Pop culture sizes up the weight issue

Overweight people, once the target of jokes and sitcoms, are more willing to go public with their bodies - and be judged by criteria other than looks.

Actress Ashlie Atkinson is surprised by the response she's gotten from people to her latest project, "Fat Pig." Rather than privately mulling over the Off-Broadway play about a love affair between a plus-sized girl and a guy who can't stand up to his bullying friends, audience members want to talk about it. They approach Ms.
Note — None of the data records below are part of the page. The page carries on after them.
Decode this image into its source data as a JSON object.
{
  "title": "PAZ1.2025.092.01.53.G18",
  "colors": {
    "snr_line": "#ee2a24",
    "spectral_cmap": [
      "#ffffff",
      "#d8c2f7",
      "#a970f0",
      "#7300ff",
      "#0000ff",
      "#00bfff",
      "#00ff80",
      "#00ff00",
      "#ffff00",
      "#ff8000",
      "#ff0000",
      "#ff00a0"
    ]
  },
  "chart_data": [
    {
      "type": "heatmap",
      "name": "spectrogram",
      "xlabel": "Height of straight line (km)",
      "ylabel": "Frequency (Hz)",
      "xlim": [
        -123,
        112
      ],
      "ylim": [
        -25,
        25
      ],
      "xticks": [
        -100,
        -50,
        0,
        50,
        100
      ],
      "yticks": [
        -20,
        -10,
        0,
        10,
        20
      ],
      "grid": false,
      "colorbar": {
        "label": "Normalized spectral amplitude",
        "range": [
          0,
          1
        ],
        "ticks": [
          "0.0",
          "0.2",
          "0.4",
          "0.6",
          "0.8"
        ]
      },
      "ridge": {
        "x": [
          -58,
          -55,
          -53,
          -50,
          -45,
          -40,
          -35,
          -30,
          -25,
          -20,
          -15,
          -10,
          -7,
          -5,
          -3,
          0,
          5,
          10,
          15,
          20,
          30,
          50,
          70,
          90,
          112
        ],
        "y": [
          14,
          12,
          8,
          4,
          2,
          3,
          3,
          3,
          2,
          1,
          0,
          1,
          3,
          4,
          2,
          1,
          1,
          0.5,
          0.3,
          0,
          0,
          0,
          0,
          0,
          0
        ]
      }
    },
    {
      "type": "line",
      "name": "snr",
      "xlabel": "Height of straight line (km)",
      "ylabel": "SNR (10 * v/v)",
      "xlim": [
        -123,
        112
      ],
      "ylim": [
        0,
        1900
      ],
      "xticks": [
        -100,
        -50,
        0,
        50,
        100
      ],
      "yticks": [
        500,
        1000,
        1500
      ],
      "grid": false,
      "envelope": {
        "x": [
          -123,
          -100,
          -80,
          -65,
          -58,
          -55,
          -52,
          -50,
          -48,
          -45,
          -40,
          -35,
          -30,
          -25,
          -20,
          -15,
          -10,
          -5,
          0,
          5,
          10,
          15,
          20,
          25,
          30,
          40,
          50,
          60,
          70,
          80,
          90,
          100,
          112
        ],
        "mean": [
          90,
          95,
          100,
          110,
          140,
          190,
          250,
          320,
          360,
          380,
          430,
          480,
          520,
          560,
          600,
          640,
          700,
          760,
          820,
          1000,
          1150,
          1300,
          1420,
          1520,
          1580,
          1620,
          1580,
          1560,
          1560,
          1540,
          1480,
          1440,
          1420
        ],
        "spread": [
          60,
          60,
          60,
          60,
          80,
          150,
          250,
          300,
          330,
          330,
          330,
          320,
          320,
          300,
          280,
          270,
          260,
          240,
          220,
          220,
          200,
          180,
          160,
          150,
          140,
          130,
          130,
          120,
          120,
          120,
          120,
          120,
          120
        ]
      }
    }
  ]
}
Atkinson, who plays the love interest, with photos showing how they looked before surgeries that made them thin, or they're interested in hashing out the meaning of the play.

Discussions about body size are on the upswing, as pop culture - apparently trying to keep pace with news reports about obesity among Americans - is generating entertainment that deals with being fat.

From Broadway to books, reality TV to the movies, the lives of the overweight are being mined for laughs and drama - giving a voice to those who typically don't get heard, and testing the theory that society is becoming more tolerant of bigger bodies.

As of late, conversations about weight are taking on a bolder tone. On TV, for example, one of the contestants on the upcoming VH1 reality show, "Celebrity Fit Club," reportedly tells a pushy trainer that his ideas about body image are out of whack and that a person doesn't have to be thin to be sexy. And in March, Kirstie Alley will debut her new comedy, "Fat Actress," on cable channel Showtime, poking fun at the nation's - and Hollywood's - obsession with thinness.

"[It's] really just a celebration of life no matter how fat you are," says cocreator Brenda Hampton, who calls the show funny, blue, and "ridiculous." "[Kirstie Alley] is not a spokesperson for overweight people. She does not take a serious approach to this at all."

Jennifer Weiner, who started shopping her best-selling novels about sassy, plus-sized women around Hollywood several years ago, says she's seen a greater receptivity to larger body sizes on the big screen since 2001. Back then studios told her that nobody wanted to see big women when they came to the movies, they wanted to see Julia Roberts playing the girl next door. But the hit movie "My Big Fat Greek Wedding," the acceptance of a plump Bridget Jones, and the leads in the Tony-winning musical "Hairspray" helped change that, Ms. Weiner suggests.

In April, the movie version of her novel "In Her Shoes," telling the story of two sisters who envy each other, is scheduled to open. It stars Cameron Diaz and Toni Collette ("The Sixth Sense," "Muriel's Wedding") who was required to gain weight for her role as the chubby sibling.

"I think that there's a hunger, no pun intended, for characters who feel more realistic," Weiner says. "I do think that women want to see stories where you get your happy ending without necessarily going through the kind of transformation that they're selling on [reality TV shows] 'The Swan' or 'The Biggest Loser.'"

That hunger may be what's fueling the interest in "Fat Pig," written by Neil LaBute, which Ms. Atkinson says is offering her the type of role she rarely sees. "To have the bigger girl not be the best friend dispensing love advice, to have her there falling in love and being real, and getting her heart broken, is something that I'd never anticipated getting to do," she says after a recent performance.

Audiences are responding to the strength of her character, Helen, who tells her boyfriend she is comfortable with who she is.

"It was interesting to see her stance as being one of power, and his [the boyfriend's] being the wavering one," says Erin Graham, who saw the show on Tuesday while it was in previews. She liked that the person with the so-called flaw - being fat - was very self-assured.

Some of the ugly words used to describe Helen in the play, however, are a reminder that not all of the pop culture offerings about weight are flattering.

"The Biggest Loser" and other reality TV shows tout the benefits of weight loss, but also select tasks for contestants - like building a tower of tempting foods using only their mouths - that give a "minstrel show aspect" to it, as Weiner puts it. ("The Biggest Loser" debuted this fall and features contestants competing to see who can lose the most weight.)

Chris Crandall, a professor of psychology at the University of Kansas, points out that if we really were becoming more tolerant, there'd be fewer unflattering photos in tabloids and more plus-sized actresses. But if change is indeed afoot, he says, the intensifying tug of war between tolerance and prejudice could be a sign of it.

"The fight between the two sides may be evidence that something's brewing," says Professor Crandall, who tracks attitudes toward the overweight. "It could get worse for fat people," he adds, "but there's a lot more room for it to get better."